We have forwarded root domain to web isolation but after isolation all its redirections are not subject to Cloud SWG policy. 

Example.

• https://huggingface.co is allowed and forwarded to web isolation but the url .
• https://huggingface.co/new is blocked on proxy policy

Direct connections to https://huggingface.co/new gets evaluated fine by proxy and gets blocked. However, when we try going to https://huggingface.co first (which get isolated) and try redirecting from there to https://huggingface.co/new, it does not get blocked. 

• Allow Rule: This rule permits the website or URL to be accessed.
• Forwarding Rule: This rule directs the allowed traffic to Web Isolation.

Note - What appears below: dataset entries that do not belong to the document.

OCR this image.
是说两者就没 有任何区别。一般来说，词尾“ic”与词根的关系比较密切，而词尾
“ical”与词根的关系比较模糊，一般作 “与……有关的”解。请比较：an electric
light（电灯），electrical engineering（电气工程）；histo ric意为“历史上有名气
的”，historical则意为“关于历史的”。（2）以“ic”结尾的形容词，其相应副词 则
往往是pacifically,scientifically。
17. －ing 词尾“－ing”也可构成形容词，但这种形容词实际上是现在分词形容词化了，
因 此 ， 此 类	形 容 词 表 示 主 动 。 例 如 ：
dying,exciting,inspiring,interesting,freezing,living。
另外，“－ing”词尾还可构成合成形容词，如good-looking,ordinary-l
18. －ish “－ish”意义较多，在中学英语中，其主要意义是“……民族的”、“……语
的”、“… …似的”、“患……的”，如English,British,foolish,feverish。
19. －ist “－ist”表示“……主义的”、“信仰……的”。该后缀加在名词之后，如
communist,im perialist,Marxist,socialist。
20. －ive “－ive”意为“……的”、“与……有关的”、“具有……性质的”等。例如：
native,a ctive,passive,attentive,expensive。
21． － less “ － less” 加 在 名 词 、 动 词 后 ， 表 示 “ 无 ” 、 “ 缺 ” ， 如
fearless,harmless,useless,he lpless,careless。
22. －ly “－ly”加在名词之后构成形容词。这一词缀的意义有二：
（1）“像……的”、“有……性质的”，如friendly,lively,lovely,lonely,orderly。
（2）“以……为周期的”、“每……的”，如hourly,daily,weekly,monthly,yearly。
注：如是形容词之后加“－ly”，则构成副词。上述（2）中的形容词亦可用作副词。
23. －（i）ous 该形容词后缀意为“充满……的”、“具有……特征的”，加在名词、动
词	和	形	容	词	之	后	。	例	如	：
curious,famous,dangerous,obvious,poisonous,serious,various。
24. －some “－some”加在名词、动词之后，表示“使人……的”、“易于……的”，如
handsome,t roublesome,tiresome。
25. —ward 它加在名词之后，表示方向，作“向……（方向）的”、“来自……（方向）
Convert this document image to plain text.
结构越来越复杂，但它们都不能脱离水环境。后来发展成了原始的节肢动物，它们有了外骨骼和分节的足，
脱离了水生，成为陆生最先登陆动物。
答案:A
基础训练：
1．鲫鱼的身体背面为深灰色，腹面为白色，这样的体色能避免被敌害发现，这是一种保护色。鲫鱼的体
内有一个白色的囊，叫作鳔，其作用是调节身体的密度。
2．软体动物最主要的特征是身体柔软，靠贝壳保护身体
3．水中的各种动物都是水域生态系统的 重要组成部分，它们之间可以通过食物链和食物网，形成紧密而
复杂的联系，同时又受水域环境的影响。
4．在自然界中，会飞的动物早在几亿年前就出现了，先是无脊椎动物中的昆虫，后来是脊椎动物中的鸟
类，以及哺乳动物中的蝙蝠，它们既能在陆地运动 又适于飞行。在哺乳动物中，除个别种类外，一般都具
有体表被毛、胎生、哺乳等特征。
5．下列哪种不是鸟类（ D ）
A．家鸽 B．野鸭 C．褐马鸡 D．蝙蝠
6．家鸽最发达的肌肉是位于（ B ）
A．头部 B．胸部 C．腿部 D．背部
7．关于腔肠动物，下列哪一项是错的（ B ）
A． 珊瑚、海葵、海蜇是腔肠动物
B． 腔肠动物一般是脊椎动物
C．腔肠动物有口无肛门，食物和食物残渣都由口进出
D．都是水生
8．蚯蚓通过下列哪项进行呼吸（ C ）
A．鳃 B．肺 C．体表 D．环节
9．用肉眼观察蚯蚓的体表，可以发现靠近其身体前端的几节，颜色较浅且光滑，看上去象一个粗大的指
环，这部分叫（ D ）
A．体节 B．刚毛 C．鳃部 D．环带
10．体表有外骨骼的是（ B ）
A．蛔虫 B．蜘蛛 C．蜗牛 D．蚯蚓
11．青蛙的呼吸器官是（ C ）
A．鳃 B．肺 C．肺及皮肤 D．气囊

• If a site hits a block policy, it will not be forwarded to WI.
• Once a connection to a website is forwarded to WI, all subsequent redirections from that site are handled by WI servers, bypassing further scrutiny by the Cloud SWG (Secure Web Gateway) policy. In other words, any navigation or redirection within the isolated site won’t go through additional SWG policy checks since WI takes over traffic handling at that point.

• When you refresh a redirected URL, it breaks the WI session, and the traffic is treated as a new connection. This new connection must go through the Cloud SWG policy filters again.
• If the refreshed site doesn't meet the allow and forwarding rules or hits a block policy in the SWG, the session will be blocked.

• The URL "huggingface.co" works because it is allowed by both the allow rule and the WI forwarding rule.
• Once the website is isolated by WI, all subsequent traffic, including any redirection (such as "huggingface.co/new"), is managed by WI servers and no longer subject to Cloud SWG policy checks.
• However, if the user refreshes the page, a new session is initiated. This session must pass through the Cloud SWG policies again, and if the site or redirect is blocked at that point, access will be denied.